The breakdown happens every year. After five years, I am able to control it and really make it mine. The tear works that erupted without warning now know how to contain themselves until the moment is right. Five years ago, I ran into another room to break down because someone changed the channel off of the Macy's Thanksgiving Day Parade, something we watched every year at my house. Eagerly, we would wait to see our favorite pop stars glide through the cold weather. I marveled at the marching bands, wishing that my parent's budget allowed music lessons. On the first Thanksgiving without my mom, I needed to watch that parade. However, I felt silly vocalizing this need. Crying in the bedroom seemed a much saner choice.
For the first five New Years Eves as a mother, I fell asleep before the ball dropped, sometimes fifteen minutes before the new year began. Last year, I managed to stay awake. And, for the first time ever, my mom didn't call to wish me a happy new year. This year, I vowed to stay awake as well. About twenty minutes before midnight, a bit in my stomach formed. This was another year that would begin without a call from my mom. I was ready to run upstairs and force myself to fall asleep. That's the thing about the new normal; you never know when it will sneak up on you.

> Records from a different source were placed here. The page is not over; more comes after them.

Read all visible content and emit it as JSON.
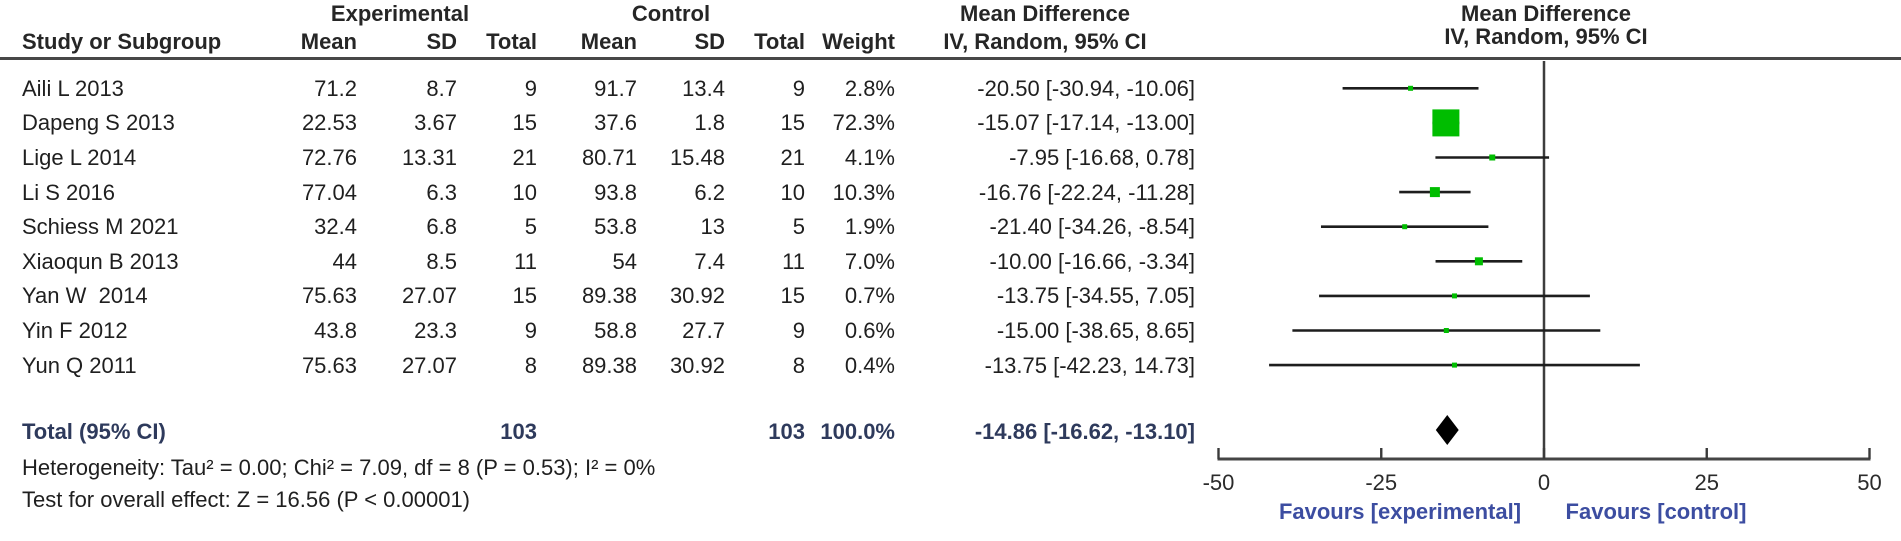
{
  "headers": {
    "experimental": "Experimental",
    "control": "Control",
    "study": "Study or Subgroup",
    "mean": "Mean",
    "sd": "SD",
    "total": "Total",
    "weight": "Weight",
    "effect": "Mean Difference",
    "method": "IV, Random, 95% CI"
  },
  "chart_data": {
    "type": "forest",
    "effect_measure": "Mean Difference",
    "method_label": "IV, Random, 95% CI",
    "axis": {
      "xlim": [
        -50,
        50
      ],
      "ticks": [
        "-50",
        "-25",
        "0",
        "25",
        "50"
      ],
      "tick_values": [
        -50,
        -25,
        0,
        25,
        50
      ],
      "favours_left": "Favours [experimental]",
      "favours_right": "Favours [control]"
    },
    "studies": [
      {
        "name": "Aili L 2013",
        "exp_mean": "71.2",
        "exp_sd": "8.7",
        "exp_total": "9",
        "ctrl_mean": "91.7",
        "ctrl_sd": "13.4",
        "ctrl_total": "9",
        "weight": "2.8%",
        "ci_label": "-20.50 [-30.94, -10.06]",
        "md": -20.5,
        "lo": -30.94,
        "hi": -10.06,
        "w": 2.8
      },
      {
        "name": "Dapeng S 2013",
        "exp_mean": "22.53",
        "exp_sd": "3.67",
        "exp_total": "15",
        "ctrl_mean": "37.6",
        "ctrl_sd": "1.8",
        "ctrl_total": "15",
        "weight": "72.3%",
        "ci_label": "-15.07 [-17.14, -13.00]",
        "md": -15.07,
        "lo": -17.14,
        "hi": -13.0,
        "w": 72.3
      },
      {
        "name": "Lige L 2014",
        "exp_mean": "72.76",
        "exp_sd": "13.31",
        "exp_total": "21",
        "ctrl_mean": "80.71",
        "ctrl_sd": "15.48",
        "ctrl_total": "21",
        "weight": "4.1%",
        "ci_label": "-7.95 [-16.68, 0.78]",
        "md": -7.95,
        "lo": -16.68,
        "hi": 0.78,
        "w": 4.1
      },
      {
        "name": "Li S 2016",
        "exp_mean": "77.04",
        "exp_sd": "6.3",
        "exp_total": "10",
        "ctrl_mean": "93.8",
        "ctrl_sd": "6.2",
        "ctrl_total": "10",
        "weight": "10.3%",
        "ci_label": "-16.76 [-22.24, -11.28]",
        "md": -16.76,
        "lo": -22.24,
        "hi": -11.28,
        "w": 10.3
      },
      {
        "name": "Schiess M 2021",
        "exp_mean": "32.4",
        "exp_sd": "6.8",
        "exp_total": "5",
        "ctrl_mean": "53.8",
        "ctrl_sd": "13",
        "ctrl_total": "5",
        "weight": "1.9%",
        "ci_label": "-21.40 [-34.26, -8.54]",
        "md": -21.4,
        "lo": -34.26,
        "hi": -8.54,
        "w": 1.9
      },
      {
        "name": "Xiaoqun B 2013",
        "exp_mean": "44",
        "exp_sd": "8.5",
        "exp_total": "11",
        "ctrl_mean": "54",
        "ctrl_sd": "7.4",
        "ctrl_total": "11",
        "weight": "7.0%",
        "ci_label": "-10.00 [-16.66, -3.34]",
        "md": -10.0,
        "lo": -16.66,
        "hi": -3.34,
        "w": 7.0
      },
      {
        "name": "Yan W  2014",
        "exp_mean": "75.63",
        "exp_sd": "27.07",
        "exp_total": "15",
        "ctrl_mean": "89.38",
        "ctrl_sd": "30.92",
        "ctrl_total": "15",
        "weight": "0.7%",
        "ci_label": "-13.75 [-34.55, 7.05]",
        "md": -13.75,
        "lo": -34.55,
        "hi": 7.05,
        "w": 0.7
      },
      {
        "name": "Yin F 2012",
        "exp_mean": "43.8",
        "exp_sd": "23.3",
        "exp_total": "9",
        "ctrl_mean": "58.8",
        "ctrl_sd": "27.7",
        "ctrl_total": "9",
        "weight": "0.6%",
        "ci_label": "-15.00 [-38.65, 8.65]",
        "md": -15.0,
        "lo": -38.65,
        "hi": 8.65,
        "w": 0.6
      },
      {
        "name": "Yun Q 2011",
        "exp_mean": "75.63",
        "exp_sd": "27.07",
        "exp_total": "8",
        "ctrl_mean": "89.38",
        "ctrl_sd": "30.92",
        "ctrl_total": "8",
        "weight": "0.4%",
        "ci_label": "-13.75 [-42.23, 14.73]",
        "md": -13.75,
        "lo": -42.23,
        "hi": 14.73,
        "w": 0.4
      }
    ],
    "total": {
      "label": "Total (95% CI)",
      "exp_total": "103",
      "ctrl_total": "103",
      "weight": "100.0%",
      "ci_label": "-14.86 [-16.62, -13.10]",
      "md": -14.86,
      "lo": -16.62,
      "hi": -13.1
    },
    "heterogeneity": "Heterogeneity: Tau² = 0.00; Chi² = 7.09, df = 8 (P = 0.53); I² = 0%",
    "overall_effect": "Test for overall effect: Z = 16.56 (P < 0.00001)"
  },
  "colors": {
    "marker_green": "#00bd00",
    "diamond_black": "#000000",
    "favours_blue": "#3c4da1",
    "total_navy": "#2e3a5c",
    "line_dark": "#1d1d1d",
    "axis_gray": "#454545"
  }
}
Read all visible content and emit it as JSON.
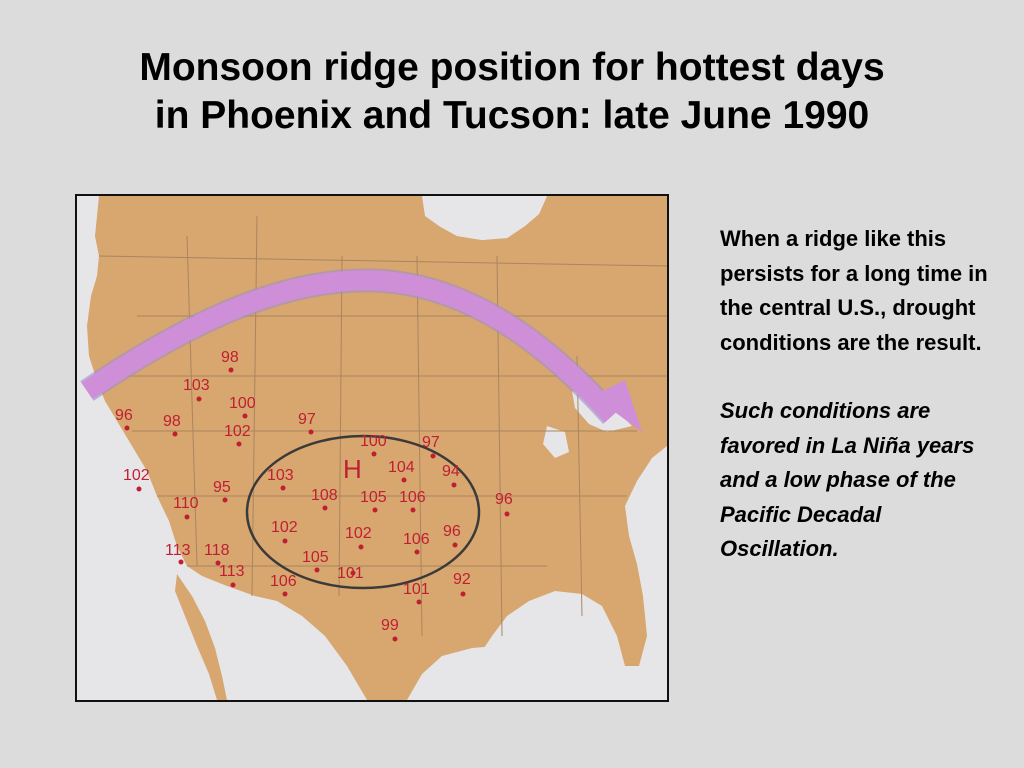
{
  "title": {
    "line1": "Monsoon ridge position for hottest days",
    "line2": "in Phoenix and Tucson: late June 1990"
  },
  "side_text": {
    "paragraph1": "When a ridge like this persists for a long time in the central U.S., drought conditions are the result.",
    "paragraph2": "Such conditions are favored in La Niña years and a low phase of the Pacific Decadal Oscillation."
  },
  "map": {
    "high_label": "H",
    "ridge_arrow_color": "#cf8fd8",
    "land_color": "#d8a66f",
    "water_color": "#e6e6e8",
    "temperatures": [
      "98",
      "103",
      "100",
      "96",
      "98",
      "102",
      "97",
      "100",
      "97",
      "102",
      "95",
      "103",
      "108",
      "104",
      "94",
      "105",
      "106",
      "96",
      "110",
      "102",
      "102",
      "96",
      "106",
      "113",
      "118",
      "113",
      "105",
      "101",
      "106",
      "92",
      "101",
      "99"
    ]
  },
  "colors": {
    "background": "#dcdcdc",
    "label_red": "#c01f33"
  }
}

I've come to understand that this breakdown is a new normal in my holiday preparations. It surfaces several times throughout the season. However, after my rookie year, I've learned to control it and release when the right time allows. This year, I waited until I was wrapping gifts. My mom never wrapped everything in the stocking. I always swore that, when I was in charge of stockings, everything would be wrapped. I've lived to regret this decision. I am also aware that giving up wrapping everything would provide a victory for my mother. Every from the grave, I cannot allow that.
A dear friend of mine lost her mom this year. In one of our conversations, I told her that it never really gets easier, you just adjust to your new normal. It is different for everyone. For me, my first round of holidays without my mom was also my first round of holidays with my son. While it was difficult, new life made it easier to transition to that new reality. However, the overwhelming urge to run to another room for a quick cry still hits at the oddest of moments.